Materials and Methods

Samples and SMRT sequencing

All live M. tuberculosis isolates were handled in containment level 3 facilities in the collaborating centres. DNA was extracted from M. tuberculosis cultures of clinical samples, processed using methods described elsewhere2,3,20. These methods have been demonstrated to kill all bacteria. DNA was then confirmed as bacteria free, before sending to the Genome Institute of Singapore for sequencing. Samples were sequenced using Pacific Biosciences (PacBio) RSII long read technology. Additionally, raw data for two isolates was downloaded from the SRA project SRP064893 to be included in the current study. All raw sequencing data are available, and the study accession numbers are listed in Supplementary Table 1.

Bioinformatic analysis

Sequencing reads were assembled using Hierarchical Genome Assembly Process HGAP2 implemented in the SMRT Portal software suite.

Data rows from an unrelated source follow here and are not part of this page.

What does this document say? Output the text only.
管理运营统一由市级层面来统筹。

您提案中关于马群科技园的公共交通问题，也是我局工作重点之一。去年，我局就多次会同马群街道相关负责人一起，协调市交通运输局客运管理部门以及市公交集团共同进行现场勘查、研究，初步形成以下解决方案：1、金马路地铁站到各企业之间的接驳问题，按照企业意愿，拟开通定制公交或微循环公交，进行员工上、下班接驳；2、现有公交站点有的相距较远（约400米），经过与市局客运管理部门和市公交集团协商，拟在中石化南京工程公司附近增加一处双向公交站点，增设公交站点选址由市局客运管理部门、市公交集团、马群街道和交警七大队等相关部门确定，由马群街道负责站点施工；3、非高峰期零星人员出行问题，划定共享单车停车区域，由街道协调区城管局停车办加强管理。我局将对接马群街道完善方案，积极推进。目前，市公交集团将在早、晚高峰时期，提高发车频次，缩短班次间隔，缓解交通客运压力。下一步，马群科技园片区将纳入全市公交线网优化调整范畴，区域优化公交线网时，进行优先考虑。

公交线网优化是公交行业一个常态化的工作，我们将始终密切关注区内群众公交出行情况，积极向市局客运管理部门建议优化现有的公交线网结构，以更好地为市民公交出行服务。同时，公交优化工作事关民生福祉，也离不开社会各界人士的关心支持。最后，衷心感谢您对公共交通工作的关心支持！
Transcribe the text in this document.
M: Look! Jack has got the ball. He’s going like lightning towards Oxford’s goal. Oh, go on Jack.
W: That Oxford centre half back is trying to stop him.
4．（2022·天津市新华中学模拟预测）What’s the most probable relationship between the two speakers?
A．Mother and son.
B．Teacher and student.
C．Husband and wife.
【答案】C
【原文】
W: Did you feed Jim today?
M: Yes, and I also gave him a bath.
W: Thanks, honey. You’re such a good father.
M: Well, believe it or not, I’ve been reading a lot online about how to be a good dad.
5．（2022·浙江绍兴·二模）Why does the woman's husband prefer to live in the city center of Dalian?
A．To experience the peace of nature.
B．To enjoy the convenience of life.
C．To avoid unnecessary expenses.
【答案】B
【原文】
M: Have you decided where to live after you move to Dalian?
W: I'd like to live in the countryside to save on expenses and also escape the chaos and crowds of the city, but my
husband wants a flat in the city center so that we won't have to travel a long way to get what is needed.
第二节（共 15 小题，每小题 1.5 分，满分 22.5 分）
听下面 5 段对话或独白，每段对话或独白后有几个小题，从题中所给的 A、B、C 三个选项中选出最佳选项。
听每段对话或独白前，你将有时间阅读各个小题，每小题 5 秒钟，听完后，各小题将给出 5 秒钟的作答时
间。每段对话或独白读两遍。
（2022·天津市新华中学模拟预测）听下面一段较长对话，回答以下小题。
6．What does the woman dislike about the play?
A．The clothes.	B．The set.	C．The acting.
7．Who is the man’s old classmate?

Short low confidence contigs (length <1000 or identity <90%) were removed from subsequent analyses. Overlap between the start and end of large contigs were found by self-aligning using Mummer software (mummer.sourceforge.net) and removed using in-house scripts. Contigs were aligned, scaffolds inferred, reordered and, if needed, reverse-complemented according to the H37Rv reference using the mummer tool and in-house scripts. Following this the reads were realigned to the scaffolds to improve the consensus concordance. The final consensus genome for each sample was annotated using prokka automatic annotation tool11 using the H37Rv protein sequences to annotate the genes found. Mummer 21 software was used to align the consensus against H37Rv to identify small variants (SNPs and indels). Mauve software 22 was used to perform pairwise alignments to identify large deletions. Methylation analysis was performed using the Modification and Motif Analysis pipeline in SMRT portal, and outputted motifs of interest. All high-quality motifs were used in further downstream analysis. A maximum likelihood phylogenetic tree was built using RAxML 23 with all polymorphic SNP sites found. Pathway analysis was performed by assigning a gene to each motif found in a genome. Genes were assigned using overlap with the coding region or promoter of a gene. Statistical enrichment analysis was performed using DAVID software14 and compared: (i) all motif-containing genes to all M. tuberculosis genes; (ii) all un-methylated genes to all motif-containing genes. To identify mutations within lineages 5 and 6, genome assemblies were downloaded from genbank 15 and aligned to the H37Rv reference using the mummer tool with default parameters. Variants were then called using the snp-snps algorithm, with the “-C” parameter invoked, leading to the reporting of variants from unambiguous alignments.